The key to forecasting these systems is to follow the track of the 500 mb low. The best snowfall will occur in the difluent region downstream of the 500 mb vorticity maxima. As in this case, the vort max is over central IL, which means the heaviest snow at this time (Thursday afternoon) is over central IN. What the models never pick up on with their QPF is the very sharp snowfall gradient just south of the track of this difluent zone. As the radar shows, the precipitation shield becomes very raggedy from the Ohio river south. Since these clipper systems do not tap into Gulf moisture, the only moisture available for snowfall is from the dynamics associated with the vorticity maxima. So if you are located south of this vort max, you will always receive less snowfall than forecast due to lack of moisture. Hence, the snowfall forecasts for Bowling Green went from 4+ inches a few days ago, to 2-4 inches yesterday, to 2 inches last night, and now stand at less than an inch this morning.

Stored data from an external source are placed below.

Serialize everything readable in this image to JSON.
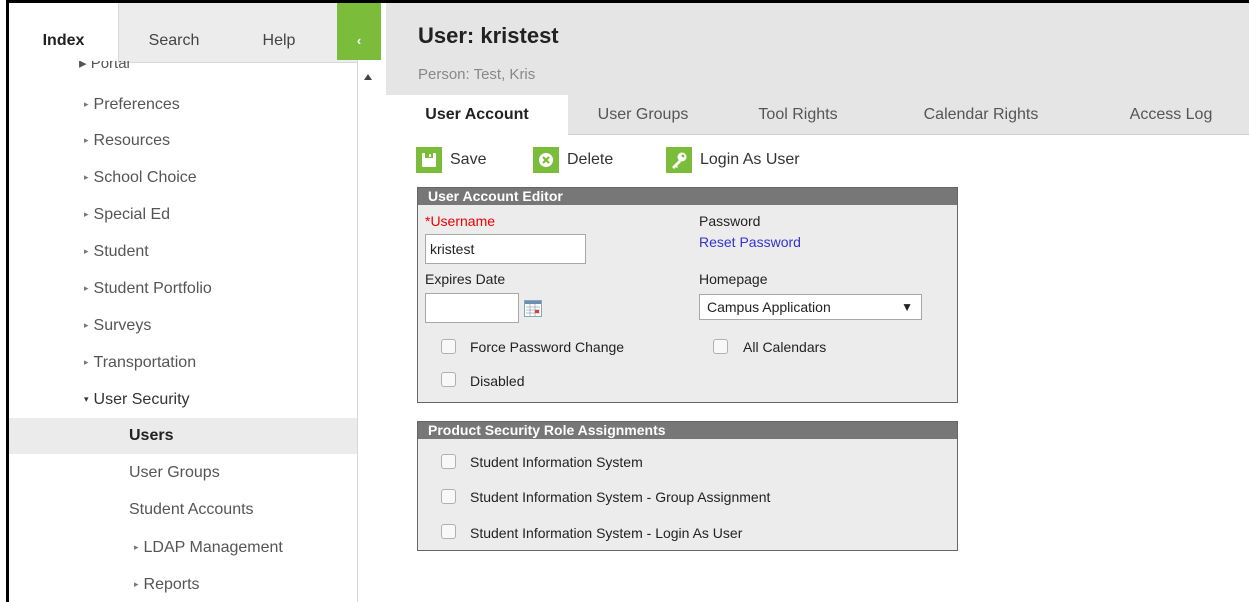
{
  "nav": {
    "tabs": [
      "Index",
      "Search",
      "Help"
    ],
    "collapse_glyph": "‹",
    "portal_partial": "Portal",
    "items": [
      {
        "label": "Preferences",
        "arrow": "▸"
      },
      {
        "label": "Resources",
        "arrow": "▸"
      },
      {
        "label": "School Choice",
        "arrow": "▸"
      },
      {
        "label": "Special Ed",
        "arrow": "▸"
      },
      {
        "label": "Student",
        "arrow": "▸"
      },
      {
        "label": "Student Portfolio",
        "arrow": "▸"
      },
      {
        "label": "Surveys",
        "arrow": "▸"
      },
      {
        "label": "Transportation",
        "arrow": "▸"
      },
      {
        "label": "User Security",
        "arrow": "▾"
      }
    ],
    "sub_items": [
      {
        "label": "Users",
        "selected": true
      },
      {
        "label": "User Groups"
      },
      {
        "label": "Student Accounts"
      },
      {
        "label": "LDAP Management",
        "arrow": "▸"
      },
      {
        "label": "Reports",
        "arrow": "▸"
      }
    ]
  },
  "header": {
    "title": "User: kristest",
    "subtitle": "Person: Test, Kris"
  },
  "tabs": [
    "User Account",
    "User Groups",
    "Tool Rights",
    "Calendar Rights",
    "Access Log"
  ],
  "toolbar": {
    "save": "Save",
    "delete": "Delete",
    "login_as": "Login As User"
  },
  "editor": {
    "title": "User Account Editor",
    "username_label": "*Username",
    "username_value": "kristest",
    "password_label": "Password",
    "reset_password": "Reset Password",
    "expires_label": "Expires Date",
    "expires_value": "",
    "homepage_label": "Homepage",
    "homepage_value": "Campus Application",
    "force_password_change": "Force Password Change",
    "all_calendars": "All Calendars",
    "disabled": "Disabled"
  },
  "roles": {
    "title": "Product Security Role Assignments",
    "items": [
      "Student Information System",
      "Student Information System - Group Assignment",
      "Student Information System - Login As User"
    ]
  },
  "colors": {
    "accent": "#7bbd3b",
    "panel_header": "#777777",
    "link": "#3333cc",
    "required": "#ee0000"
  }
}
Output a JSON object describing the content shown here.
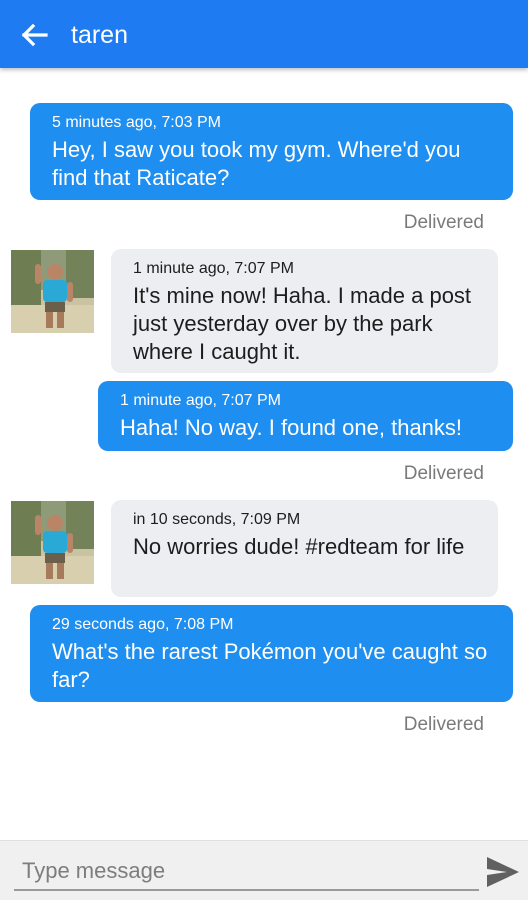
{
  "header": {
    "title": "taren",
    "back_icon": "arrow-left-icon"
  },
  "colors": {
    "header": "#1f7bf2",
    "outgoing_bubble": "#1e8ef0",
    "incoming_bubble": "#eceef1"
  },
  "messages": [
    {
      "direction": "outgoing",
      "meta": "5 minutes ago, 7:03 PM",
      "text": "Hey, I saw you took my gym.  Where'd you find that Raticate?",
      "status": "Delivered"
    },
    {
      "direction": "incoming",
      "meta": "1 minute ago, 7:07 PM",
      "text": "It's mine now!  Haha.  I made a post just yesterday over by the park where I caught it."
    },
    {
      "direction": "outgoing",
      "meta": "1 minute ago, 7:07 PM",
      "text": "Haha!  No way.  I found one, thanks!",
      "status": "Delivered"
    },
    {
      "direction": "incoming",
      "meta": "in 10 seconds, 7:09 PM",
      "text": "No worries dude!  #redteam for life"
    },
    {
      "direction": "outgoing",
      "meta": "29 seconds ago, 7:08 PM",
      "text": "What's the rarest Pokémon you've caught so far?",
      "status": "Delivered"
    }
  ],
  "composer": {
    "placeholder": "Type message",
    "value": "",
    "send_icon": "send-icon"
  }
}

The other problem with these clipper systems is that they almost always verify farther north than the models suggest, especially at the 48-72 hr forecast window. Hence, earlier models had the vort max digging much farther south over central KY, which also contributed to the busted forecast for south-central KY. Climatologically, the preferred storm track for clipper systems is from the Dakotas to central IA to central IN, which means climatologically, the 500 mb vort max and its associated snowfall shield will only clip northern Kentucky and cause lower than expected amounts in Bowling Green.
Finally, in less arctic conditions, the brief shift to a southerly flow ahead of the attendant surface low is often enough to cause these clippers to bring rain to Bowing Green, while the Bluegrass remains cold enough for snow. In this case, the boundary layer was cold enough everywhere for snow, but in past years when temperatures were close to freezing, a snowfall forecast for a clipper in Bowling Green ended up verifying as light rain and drizzle with a few flurries.